Pirates get split vs. Nats
WASHINGTON — Gio Gonzalez gave up five runs in the first inning of yet another concerning outing for a Washington Nationals starting pitcher, and the NL East champions wrapped up the regular season Sunday with an 11-8 loss to the Pittsburgh Pirates.
Gonzalez (15-9) needed 39 pitches across 16 arduous minutes to record the game’s first three outs, while his ERA rose from 2.75 to 2.96 just in that opening inning. The Pirates batted around as the lefty walked two batters, hit Jordan Luplow to force in a run with the bases loaded and allowed Max Moroff’s three-run double along with Jacob Stallings’ RBI single.
This came a day after 2016 NL Cy Young Award winner Max Scherzer left his last pre-playoffs start for Washington in the fourth inning after feeling something wrong with his right hamstring. At least Scherzer sounded optimistic about things Sunday, saying that an MRI exam showed he had only “tweaked” his muscle, not strained it.
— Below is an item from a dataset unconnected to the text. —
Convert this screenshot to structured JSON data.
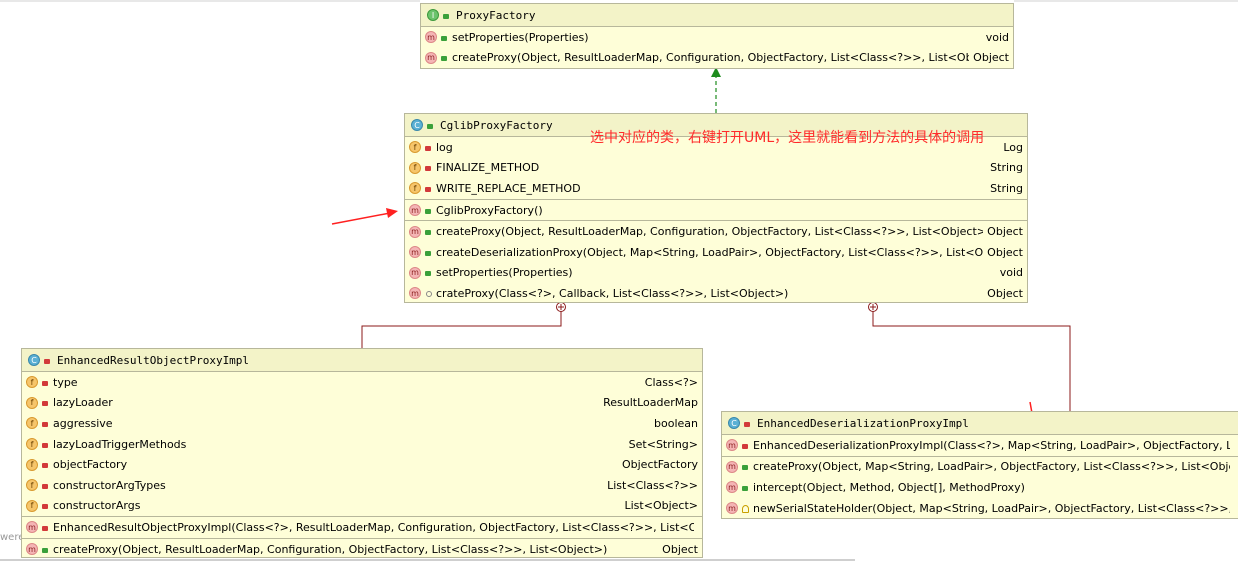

Gonzalez wound up going only 4 1-3 innings, allowing six runs, seven hits and three walks. It was his shortest appearance of a bounce-back season after going 11-11 with a 4.57 ERA in 2016 and part of a downward trend of late: Four of Gonzalez’s last five starts lasted five innings or fewer. Only one other time all year did he depart that quickly, way back on May 3.
This time, Gonzalez left after serving up three consecutive hits in the fifth.
Just to introduce another element of uncertainty from a game that didn’t matter for either team, Tanner Roark — slated to join Stephen Strasburg, Scherzer and Gonzalez in Washington’s postseason rotation — entered in the sixth and promptly gave up two runs, three hits and a walk in his one-inning tuneup.
Hardly the preferred sort of preparation before facing the defending World Series champion Chicago Cubs in an NL Division series that starts in the nation’s capital in less than a week.
Washington’s hitters did not exactly look ready for prime time for much of the day, either: They went 0 for 7 with the bases loaded..
Angel Sanchez (1-0) earned his first big league win with two shutout innings in relief. George Kontos got the final out for his first save in 322 appearances in the majors.
The time of 4 hours, 22 minutes made this the longest nine-inning regular-season game, by time, in both Pirates and Nationals history.